A process has been developed in Water Pollution Lab., D. N. College, Meerut in guidance with Dr. V.P. Kudesia using serpentine mineral + bleaching powder + calcium chloride which can reduce 80% metallic elements and also about 75% B.O.D. of industrial effluents.
(5) For the treatment of odourous air, the sketch of a plant has been suggested in ‘Air Pollution’ by Kudesia.
(6) For reducing the noise pollution, suggestions given on in ‘Air Pollution’ should be adopted at once.
(7) The Govt. should be persuaded to provide cleaner fuels for manufacture of smokeless coal briquettes by low temperature carbonisation of poor quality lignite’s available locally.
(8) The Govt. should provide facilities to increase hydroelectric power wherever possible and bio gas production for rural areas to reduce pollution. The contribution of nuclear power is at present about 3% and it should be increased slowly by taking all precautions.
(9) The garbage in big cities should be treated with cobalt rays. This can reduce the pollution load to about 60% in cities.
(10) Incorporation of improved process design will increase the longevity of equipment. There should be deeper investigation in the process designs not only to achieve cost reduction or waste saving, but also the more important obligation to the society and the environment resulting in safeguarding the inhabitants’ health as well as the greeneries etc. in and around such industrial setups.

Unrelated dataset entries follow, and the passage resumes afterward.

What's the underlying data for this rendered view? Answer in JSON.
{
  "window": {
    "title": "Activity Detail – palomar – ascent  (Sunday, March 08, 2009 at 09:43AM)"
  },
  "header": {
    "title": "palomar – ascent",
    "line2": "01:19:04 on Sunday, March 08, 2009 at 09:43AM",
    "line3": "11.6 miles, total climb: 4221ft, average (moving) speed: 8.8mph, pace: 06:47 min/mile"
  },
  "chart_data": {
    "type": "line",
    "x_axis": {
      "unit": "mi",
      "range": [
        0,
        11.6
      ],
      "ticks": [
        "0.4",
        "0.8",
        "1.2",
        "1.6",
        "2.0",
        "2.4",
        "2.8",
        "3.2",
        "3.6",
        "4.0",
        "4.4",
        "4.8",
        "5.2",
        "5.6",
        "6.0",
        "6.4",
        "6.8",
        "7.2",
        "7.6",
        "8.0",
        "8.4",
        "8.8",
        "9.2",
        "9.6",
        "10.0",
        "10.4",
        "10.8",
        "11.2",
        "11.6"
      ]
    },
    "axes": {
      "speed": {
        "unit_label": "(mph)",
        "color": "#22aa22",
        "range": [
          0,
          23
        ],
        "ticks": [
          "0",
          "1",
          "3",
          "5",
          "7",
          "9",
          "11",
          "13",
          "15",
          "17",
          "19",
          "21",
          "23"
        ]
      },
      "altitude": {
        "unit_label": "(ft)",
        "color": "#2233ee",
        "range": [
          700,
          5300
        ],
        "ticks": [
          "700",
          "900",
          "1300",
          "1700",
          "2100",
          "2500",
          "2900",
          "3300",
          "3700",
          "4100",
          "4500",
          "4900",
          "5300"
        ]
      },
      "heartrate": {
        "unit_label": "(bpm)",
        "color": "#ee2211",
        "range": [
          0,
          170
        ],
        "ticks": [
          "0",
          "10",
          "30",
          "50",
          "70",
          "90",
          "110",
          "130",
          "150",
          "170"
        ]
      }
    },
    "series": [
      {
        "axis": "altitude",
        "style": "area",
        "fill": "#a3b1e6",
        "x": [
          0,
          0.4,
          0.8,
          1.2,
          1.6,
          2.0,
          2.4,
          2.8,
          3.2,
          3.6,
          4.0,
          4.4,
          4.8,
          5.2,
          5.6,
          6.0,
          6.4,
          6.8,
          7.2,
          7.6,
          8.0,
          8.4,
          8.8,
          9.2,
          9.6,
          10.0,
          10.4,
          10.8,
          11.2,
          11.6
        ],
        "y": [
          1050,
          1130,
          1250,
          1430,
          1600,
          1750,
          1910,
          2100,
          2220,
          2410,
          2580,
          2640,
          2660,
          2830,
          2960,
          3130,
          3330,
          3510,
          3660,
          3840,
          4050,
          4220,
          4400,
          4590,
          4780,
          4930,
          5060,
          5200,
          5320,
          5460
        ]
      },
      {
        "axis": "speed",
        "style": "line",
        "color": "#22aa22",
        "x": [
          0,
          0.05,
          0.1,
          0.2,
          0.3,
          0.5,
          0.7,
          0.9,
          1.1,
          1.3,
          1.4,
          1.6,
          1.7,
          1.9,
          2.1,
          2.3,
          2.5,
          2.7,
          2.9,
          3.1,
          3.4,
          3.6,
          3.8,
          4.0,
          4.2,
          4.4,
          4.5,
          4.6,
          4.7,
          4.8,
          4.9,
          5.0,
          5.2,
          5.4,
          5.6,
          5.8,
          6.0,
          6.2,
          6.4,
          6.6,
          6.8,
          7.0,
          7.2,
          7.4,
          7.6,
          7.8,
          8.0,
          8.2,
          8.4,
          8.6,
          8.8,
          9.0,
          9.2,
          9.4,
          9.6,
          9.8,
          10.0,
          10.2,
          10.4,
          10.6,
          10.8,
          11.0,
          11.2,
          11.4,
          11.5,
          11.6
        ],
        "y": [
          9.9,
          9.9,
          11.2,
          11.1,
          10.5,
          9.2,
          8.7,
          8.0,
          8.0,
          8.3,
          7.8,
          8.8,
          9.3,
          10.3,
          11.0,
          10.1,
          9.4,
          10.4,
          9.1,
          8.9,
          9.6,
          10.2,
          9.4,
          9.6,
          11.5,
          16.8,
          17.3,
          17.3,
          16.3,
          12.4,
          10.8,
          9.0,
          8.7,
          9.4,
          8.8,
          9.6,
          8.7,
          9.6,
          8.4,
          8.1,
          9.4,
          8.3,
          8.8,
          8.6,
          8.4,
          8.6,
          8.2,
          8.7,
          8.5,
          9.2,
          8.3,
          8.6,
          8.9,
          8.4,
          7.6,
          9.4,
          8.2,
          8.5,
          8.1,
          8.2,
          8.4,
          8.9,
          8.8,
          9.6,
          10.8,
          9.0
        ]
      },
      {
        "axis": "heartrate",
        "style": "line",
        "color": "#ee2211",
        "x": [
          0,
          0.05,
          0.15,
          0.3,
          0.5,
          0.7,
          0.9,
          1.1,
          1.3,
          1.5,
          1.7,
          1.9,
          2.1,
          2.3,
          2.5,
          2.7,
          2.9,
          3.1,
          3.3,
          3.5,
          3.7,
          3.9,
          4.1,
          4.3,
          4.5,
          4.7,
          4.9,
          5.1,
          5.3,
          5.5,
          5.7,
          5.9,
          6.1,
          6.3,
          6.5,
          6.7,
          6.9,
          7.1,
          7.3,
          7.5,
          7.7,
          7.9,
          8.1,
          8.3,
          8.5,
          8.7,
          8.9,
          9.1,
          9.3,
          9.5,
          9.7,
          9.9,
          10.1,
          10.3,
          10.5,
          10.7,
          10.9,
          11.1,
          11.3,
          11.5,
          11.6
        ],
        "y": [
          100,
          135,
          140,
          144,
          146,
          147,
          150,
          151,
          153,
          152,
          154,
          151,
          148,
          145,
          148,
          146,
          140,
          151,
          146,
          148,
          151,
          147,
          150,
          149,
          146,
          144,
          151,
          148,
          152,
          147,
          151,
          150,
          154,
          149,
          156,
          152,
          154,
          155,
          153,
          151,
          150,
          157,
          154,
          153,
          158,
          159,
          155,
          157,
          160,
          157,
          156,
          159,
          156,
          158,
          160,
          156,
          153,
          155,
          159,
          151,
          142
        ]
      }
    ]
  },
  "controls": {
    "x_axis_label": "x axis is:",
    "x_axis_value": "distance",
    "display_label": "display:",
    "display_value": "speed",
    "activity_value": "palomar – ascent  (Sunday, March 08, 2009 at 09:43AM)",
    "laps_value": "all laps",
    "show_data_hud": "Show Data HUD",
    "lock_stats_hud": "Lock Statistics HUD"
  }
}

(11) Govt. should encourage scientific societies and scientific newspapers to create awareness among people about pollution and environment
(12) Organic waste solid can be composted. The poisonous waste should be buried in the well-protected areas.
(13) Massive research and development effort should be instituted in the institutes of higher learning and by the Govt. so that appropriate, low cost and effective methods of pollution control can be achieved.
(14) Extensive training programmes should be set up to prepare technicians and scientists in pollution control for different types of industries.
(15) Encourage industries to avoid pollutant formation at the very source by use of cleaner fuels, and adoption of less polluting materials and technology in manufacture.
(16) Localize the spread of pollutants in the indoor working environment as far as possible.
(17) Allow discharge of pollutants to the ambient environment to the extent possible to benefit from disposal by dilution. (This involves proper site selection; availability of meteorological and other data, etc.).
(18) Require installation of control equipment only if possible; encourage installation through tax benefits.
(19) Prompt development of supporting infrastructures.
(20) Adoption of least polluting technology:
A similar strategy must be followed with regard to process emissions in order to reduce the formation of pollutants by adopting the least polluting technology wherever possible. It is here that the various industry associations can best help themselves.
The USA, Japan and other OECD countries of Europe are currently actively engaged in reviewing their technology and are even undertaking process changes wherever feasible to reduce pollutant formation, or finding suitable methods for its dilution and treatment.